Gerry signed the redistricting bill in February 1812 – reluctantly, if his son-in-law and first biographer, James T. Austin, is to be believed. “To the governour the project of this law was exceedingly disagreeable,” Austin wrote in The Life of Elbridge Gerry in 1829. “He urged to his friends strong arguments against its policy as well as its effects. … He hesitated to give it his signature, and meditated to return it to the legislature with his objections.” But back then, Austin claims, precedent held that Massachusetts governors didn’t veto laws unless they were unconstitutional.

But Gerry’s Federalist opponents saw the bill as another injury from his partisan vendetta. They responded with a satire so piercing, it has overshadowed all of Gerry’s other accomplishments in history. 

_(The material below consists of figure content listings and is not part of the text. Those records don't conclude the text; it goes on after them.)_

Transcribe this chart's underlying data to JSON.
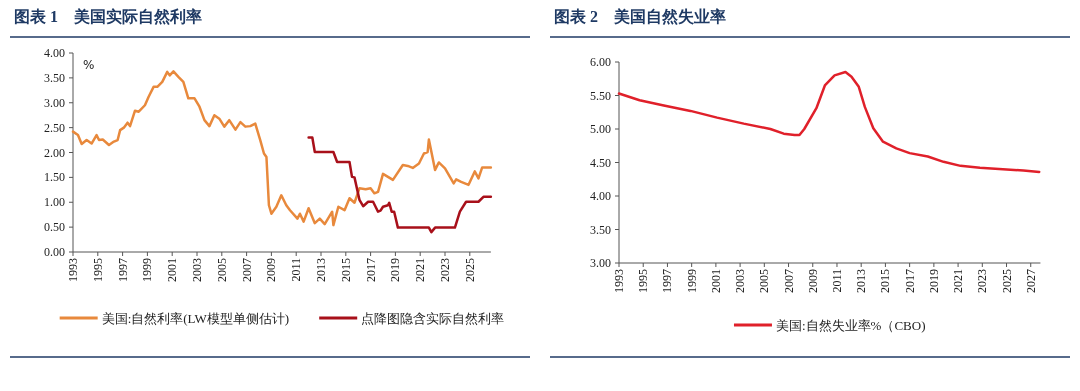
{
  "chart_data": [
    {
      "type": "line",
      "title": "图表 1　美国实际自然利率",
      "ylabel": "%",
      "xlim": [
        1993,
        2026.7
      ],
      "ylim": [
        0,
        4
      ],
      "xticks": [
        1993,
        1995,
        1997,
        1999,
        2001,
        2003,
        2005,
        2007,
        2009,
        2011,
        2013,
        2015,
        2017,
        2019,
        2021,
        2023,
        2025
      ],
      "yticks": [
        {
          "value": 0,
          "label": "0.00"
        },
        {
          "value": 0.5,
          "label": "0.50"
        },
        {
          "value": 1,
          "label": "1.00"
        },
        {
          "value": 1.5,
          "label": "1.50"
        },
        {
          "value": 2,
          "label": "2.00"
        },
        {
          "value": 2.5,
          "label": "2.50"
        },
        {
          "value": 3,
          "label": "3.00"
        },
        {
          "value": 3.5,
          "label": "3.50"
        },
        {
          "value": 4,
          "label": "4.00"
        }
      ],
      "legend": "bottom",
      "grid": false,
      "series": [
        {
          "name": "美国:自然利率(LW模型单侧估计)",
          "color": "#e8893c",
          "x": [
            1993.0,
            1993.4,
            1993.7,
            1994.1,
            1994.5,
            1994.9,
            1995.1,
            1995.4,
            1995.9,
            1996.3,
            1996.6,
            1996.8,
            1997.1,
            1997.4,
            1997.6,
            1998.0,
            1998.3,
            1998.8,
            1999.1,
            1999.5,
            1999.8,
            2000.2,
            2000.6,
            2000.8,
            2001.1,
            2001.5,
            2001.9,
            2002.3,
            2002.8,
            2003.2,
            2003.6,
            2004.0,
            2004.4,
            2004.8,
            2005.2,
            2005.6,
            2006.1,
            2006.5,
            2006.9,
            2007.3,
            2007.7,
            2008.1,
            2008.4,
            2008.6,
            2008.8,
            2009.0,
            2009.4,
            2009.8,
            2010.2,
            2010.5,
            2011.1,
            2011.3,
            2011.6,
            2012.0,
            2012.5,
            2012.9,
            2013.3,
            2013.9,
            2014.0,
            2014.4,
            2014.9,
            2015.3,
            2015.7,
            2016.1,
            2016.6,
            2017.0,
            2017.3,
            2017.6,
            2018.0,
            2018.4,
            2018.8,
            2019.6,
            2020.0,
            2020.4,
            2020.9,
            2021.3,
            2021.6,
            2021.7,
            2022.2,
            2022.5,
            2023.0,
            2023.7,
            2023.9,
            2024.3,
            2024.9,
            2025.4,
            2025.7,
            2026.0,
            2026.7
          ],
          "values": [
            2.42,
            2.35,
            2.17,
            2.25,
            2.18,
            2.35,
            2.25,
            2.26,
            2.15,
            2.22,
            2.25,
            2.45,
            2.5,
            2.6,
            2.53,
            2.84,
            2.82,
            2.95,
            3.12,
            3.32,
            3.32,
            3.42,
            3.62,
            3.55,
            3.63,
            3.52,
            3.42,
            3.09,
            3.09,
            2.92,
            2.65,
            2.53,
            2.75,
            2.68,
            2.52,
            2.65,
            2.46,
            2.61,
            2.52,
            2.53,
            2.58,
            2.25,
            1.98,
            1.91,
            0.94,
            0.77,
            0.91,
            1.14,
            0.94,
            0.84,
            0.67,
            0.77,
            0.61,
            0.88,
            0.58,
            0.67,
            0.56,
            0.81,
            0.54,
            0.91,
            0.84,
            1.08,
            0.99,
            1.28,
            1.26,
            1.28,
            1.18,
            1.21,
            1.57,
            1.51,
            1.45,
            1.75,
            1.73,
            1.69,
            1.78,
            1.98,
            2.01,
            2.26,
            1.65,
            1.8,
            1.68,
            1.38,
            1.46,
            1.41,
            1.35,
            1.62,
            1.48,
            1.7,
            1.7
          ]
        },
        {
          "name": "点降图隐含实际自然利率",
          "color": "#a8101a",
          "x": [
            2012.0,
            2012.3,
            2012.5,
            2014.0,
            2014.3,
            2015.3,
            2015.5,
            2015.7,
            2016.1,
            2016.4,
            2016.8,
            2017.2,
            2017.6,
            2017.8,
            2018.0,
            2018.4,
            2018.5,
            2018.7,
            2018.9,
            2019.2,
            2021.7,
            2021.9,
            2022.2,
            2023.8,
            2024.2,
            2024.7,
            2025.7,
            2026.1,
            2026.7
          ],
          "values": [
            2.3,
            2.3,
            2.01,
            2.01,
            1.81,
            1.81,
            1.51,
            1.5,
            1.05,
            0.92,
            1.01,
            1.01,
            0.81,
            0.83,
            0.91,
            0.94,
            0.99,
            0.81,
            0.81,
            0.49,
            0.49,
            0.4,
            0.49,
            0.49,
            0.81,
            1.01,
            1.01,
            1.11,
            1.11
          ]
        }
      ]
    },
    {
      "type": "line",
      "title": "图表 2　美国自然失业率",
      "xlim": [
        1993,
        2027.8
      ],
      "ylim": [
        3,
        6
      ],
      "xticks": [
        1993,
        1995,
        1997,
        1999,
        2001,
        2003,
        2005,
        2007,
        2009,
        2011,
        2013,
        2015,
        2017,
        2019,
        2021,
        2023,
        2025,
        2027
      ],
      "yticks": [
        {
          "value": 3,
          "label": "3.00"
        },
        {
          "value": 3.5,
          "label": "3.50"
        },
        {
          "value": 4,
          "label": "4.00"
        },
        {
          "value": 4.5,
          "label": "4.50"
        },
        {
          "value": 5,
          "label": "5.00"
        },
        {
          "value": 5.5,
          "label": "5.50"
        },
        {
          "value": 6,
          "label": "6.00"
        }
      ],
      "legend": "bottom",
      "grid": false,
      "series": [
        {
          "name": "美国:自然失业率%（CBO)",
          "color": "#e0202a",
          "x": [
            1993.0,
            1994.7,
            1996.7,
            1998.9,
            2001.1,
            2003.3,
            2005.5,
            2006.6,
            2007.5,
            2007.9,
            2008.3,
            2009.3,
            2010.0,
            2010.8,
            2011.7,
            2012.2,
            2012.8,
            2013.3,
            2014.0,
            2014.8,
            2015.9,
            2017.0,
            2018.5,
            2019.8,
            2021.2,
            2022.8,
            2024.7,
            2026.4,
            2027.7
          ],
          "values": [
            5.53,
            5.43,
            5.35,
            5.27,
            5.17,
            5.08,
            5.0,
            4.93,
            4.91,
            4.91,
            5.0,
            5.31,
            5.65,
            5.8,
            5.85,
            5.78,
            5.63,
            5.33,
            5.01,
            4.81,
            4.71,
            4.64,
            4.59,
            4.51,
            4.45,
            4.42,
            4.4,
            4.38,
            4.36
          ]
        }
      ]
    }
  ]
}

The word “gerrymander” was coined at a Boston dinner party hosted by a prominent Federalist in March 1812, according to an 1892 article by historian John Ward Dean. As talk turned to the hated redistricting bill,  illustrator Elkanah Tisdale drew a picture map of the district as if it were a monster, with claws and a snake-like head on its long neck. It looked like a salamander, another dinner guest noted. No, a “Gerry-mander,” offered poet Richard Alsop, who often collaborated with Tisdale. (An alternate origin story, which Dean found less credible, credited painter Gilbert Stuart, famed portraitist of George Washington, with drawing the monster on a visit to a newspaper office.)

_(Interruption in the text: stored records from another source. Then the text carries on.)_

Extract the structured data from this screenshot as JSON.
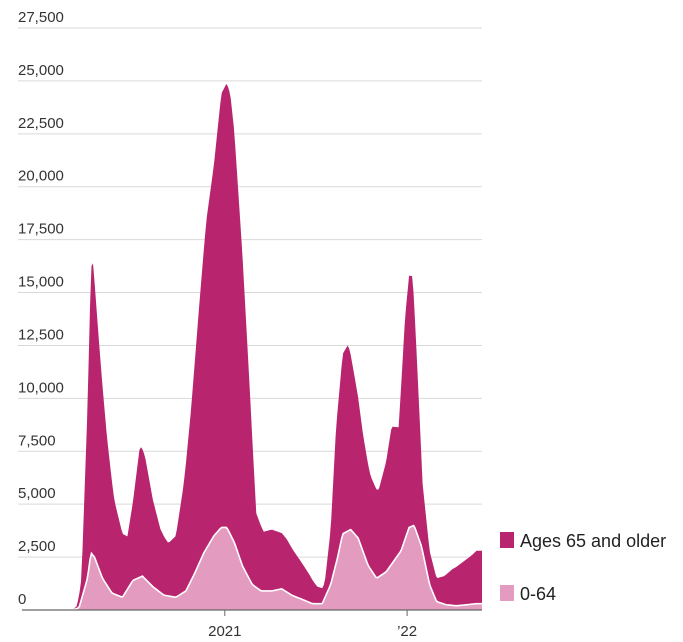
{
  "chart_data": {
    "type": "area",
    "stacked": true,
    "ylim": [
      0,
      27500
    ],
    "y_ticks": [
      {
        "value": 0,
        "label": "0"
      },
      {
        "value": 2500,
        "label": "2,500"
      },
      {
        "value": 5000,
        "label": "5,000"
      },
      {
        "value": 7500,
        "label": "7,500"
      },
      {
        "value": 10000,
        "label": "10,000"
      },
      {
        "value": 12500,
        "label": "12,500"
      },
      {
        "value": 15000,
        "label": "15,000"
      },
      {
        "value": 17500,
        "label": "17,500"
      },
      {
        "value": 20000,
        "label": "20,000"
      },
      {
        "value": 22500,
        "label": "22,500"
      },
      {
        "value": 25000,
        "label": "25,000"
      },
      {
        "value": 27500,
        "label": "27,500"
      }
    ],
    "x_range": [
      "2020-03-01",
      "2022-05-31"
    ],
    "x_ticks": [
      {
        "date": "2021-01-01",
        "label": "2021"
      },
      {
        "date": "2022-01-01",
        "label": "’22"
      }
    ],
    "grid": "horizontal",
    "legend_position": "bottom-right",
    "colors": {
      "older": "#b8256e",
      "younger": "#e49bc0",
      "grid": "#d9d9d9",
      "outline": "#ffffff"
    },
    "series": [
      {
        "name": "0-64",
        "x": [
          "2020-03-01",
          "2020-03-15",
          "2020-04-01",
          "2020-04-08",
          "2020-04-15",
          "2020-05-01",
          "2020-05-20",
          "2020-06-10",
          "2020-07-01",
          "2020-07-20",
          "2020-08-10",
          "2020-09-01",
          "2020-09-25",
          "2020-10-15",
          "2020-11-01",
          "2020-11-20",
          "2020-12-10",
          "2020-12-25",
          "2021-01-05",
          "2021-01-20",
          "2021-02-05",
          "2021-02-25",
          "2021-03-15",
          "2021-04-05",
          "2021-04-25",
          "2021-05-15",
          "2021-06-05",
          "2021-06-25",
          "2021-07-15",
          "2021-08-01",
          "2021-08-15",
          "2021-08-25",
          "2021-09-10",
          "2021-09-25",
          "2021-10-15",
          "2021-11-01",
          "2021-11-20",
          "2021-12-05",
          "2021-12-20",
          "2022-01-05",
          "2022-01-15",
          "2022-01-30",
          "2022-02-15",
          "2022-03-01",
          "2022-03-20",
          "2022-04-10",
          "2022-05-01",
          "2022-05-20",
          "2022-05-31"
        ],
        "values": [
          0,
          100,
          1500,
          2700,
          2500,
          1500,
          800,
          600,
          1400,
          1600,
          1100,
          700,
          600,
          900,
          1700,
          2700,
          3500,
          3900,
          3900,
          3200,
          2100,
          1200,
          900,
          900,
          1000,
          700,
          500,
          300,
          300,
          1200,
          2500,
          3600,
          3800,
          3400,
          2100,
          1500,
          1800,
          2300,
          2800,
          3900,
          4000,
          3000,
          1200,
          400,
          250,
          200,
          250,
          300,
          300
        ]
      },
      {
        "name": "Ages 65 and older",
        "x": [
          "2020-03-01",
          "2020-03-10",
          "2020-03-20",
          "2020-04-01",
          "2020-04-08",
          "2020-04-12",
          "2020-04-25",
          "2020-05-10",
          "2020-05-25",
          "2020-06-10",
          "2020-06-20",
          "2020-07-01",
          "2020-07-15",
          "2020-07-25",
          "2020-08-10",
          "2020-08-25",
          "2020-09-10",
          "2020-09-25",
          "2020-10-10",
          "2020-10-25",
          "2020-11-10",
          "2020-11-25",
          "2020-12-10",
          "2020-12-25",
          "2021-01-05",
          "2021-01-12",
          "2021-01-20",
          "2021-02-05",
          "2021-02-20",
          "2021-03-05",
          "2021-03-20",
          "2021-04-05",
          "2021-04-20",
          "2021-05-05",
          "2021-05-20",
          "2021-06-05",
          "2021-06-20",
          "2021-07-05",
          "2021-07-20",
          "2021-08-01",
          "2021-08-12",
          "2021-08-25",
          "2021-09-05",
          "2021-09-20",
          "2021-10-05",
          "2021-10-20",
          "2021-11-05",
          "2021-11-20",
          "2021-12-01",
          "2021-12-15",
          "2021-12-28",
          "2022-01-05",
          "2022-01-12",
          "2022-01-20",
          "2022-02-01",
          "2022-02-15",
          "2022-03-01",
          "2022-03-15",
          "2022-04-01",
          "2022-04-20",
          "2022-05-10",
          "2022-05-20",
          "2022-05-31"
        ],
        "values": [
          0,
          100,
          1000,
          8000,
          13500,
          13800,
          10500,
          7000,
          4400,
          3000,
          2500,
          3700,
          6200,
          5800,
          4100,
          3000,
          2500,
          2900,
          5000,
          8000,
          12000,
          15500,
          17500,
          20500,
          21000,
          20800,
          19400,
          14800,
          9000,
          3500,
          2800,
          2900,
          2700,
          2500,
          2100,
          1700,
          1300,
          800,
          700,
          2600,
          6500,
          8500,
          8800,
          7200,
          5500,
          4400,
          4100,
          5200,
          6500,
          6000,
          10500,
          11900,
          11800,
          8500,
          3200,
          1600,
          1100,
          1300,
          1700,
          2000,
          2300,
          2500,
          2500
        ]
      }
    ]
  }
}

Tisdale’s drawing, headlined “The Gerry-mander,” appeared in the Boston Gazette of March 26, 1812. Below it, a fanciful satire joked that the beast had been born in the extreme heat of partisan anger—the “many fiery ebullitions of party spirit, many explosions of democratic wrath and fulminations of gubernatorial vengeance within the year past.”

The gerrymander did its job, giving the Democratic-Republicans a bigger state Senate majority in Massachusetts’ April 1812 election, even though the Federalists actually got more votes statewide. But it couldn’t help Gerry, who lost the statewide popular vote for governor to Federalist challenger Caleb Strong.

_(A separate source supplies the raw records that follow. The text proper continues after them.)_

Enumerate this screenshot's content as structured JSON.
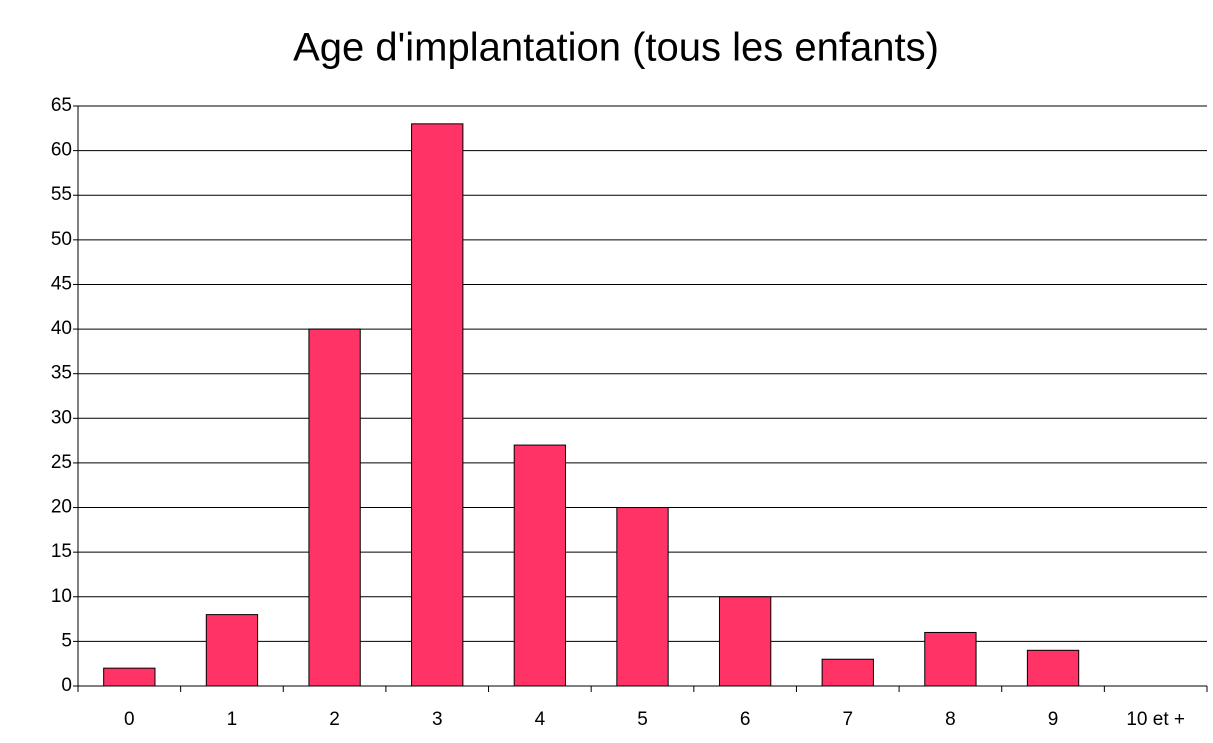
{
  "chart_data": {
    "type": "bar",
    "title": "Age d'implantation (tous les enfants)",
    "categories": [
      "0",
      "1",
      "2",
      "3",
      "4",
      "5",
      "6",
      "7",
      "8",
      "9",
      "10 et +"
    ],
    "values": [
      2,
      8,
      40,
      63,
      27,
      20,
      10,
      3,
      6,
      4,
      0
    ],
    "color": "#ff3366",
    "ylim": [
      0,
      65
    ],
    "yticks": [
      0,
      5,
      10,
      15,
      20,
      25,
      30,
      35,
      40,
      45,
      50,
      55,
      60,
      65
    ],
    "grid": true
  }
}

President Madison awarded Gerry’s party loyalty with a consolation prize: the vice-presidency. Gerry joined Madison’s successful presidential ticket later in 1812. In his almost two years as vice-president, Gerry attended countless parties in official Washington and handled Democratic-Republicans’ patronage requests. He died, after complaining of chest pains, on November 23, 1814, at age 70.

It didn’t take long for Gerry’s namesake to take hold. By the 1820s, to “gerrymander” was already in wide circulation, according to H.L. Mencken’s The American Language. It entered Webster’s Dictionary in 1864 – and according to Mencken, the reason it wasn’t added earlier may have been because Noah Webster’s family was friendly with Gerry’s widow.

It’d be easy – too easy – to connect Gerry’s role in gerrymandering to his most famous comment at the Constitutional Convention, “The evils we experience flow from an excess of democracy.” Actually, across his long career, Gerry took principled stands for the Revolution, the American republic, limited government, and the Bill of Rights. But when his fears became obsessions, he overreacted and compromised his principles.

It’s an injustice that Gerry is best remembered for gerrymandering. It’s also a cautionary tale about the importance of sticking to one’s values in an era of partisan warfare.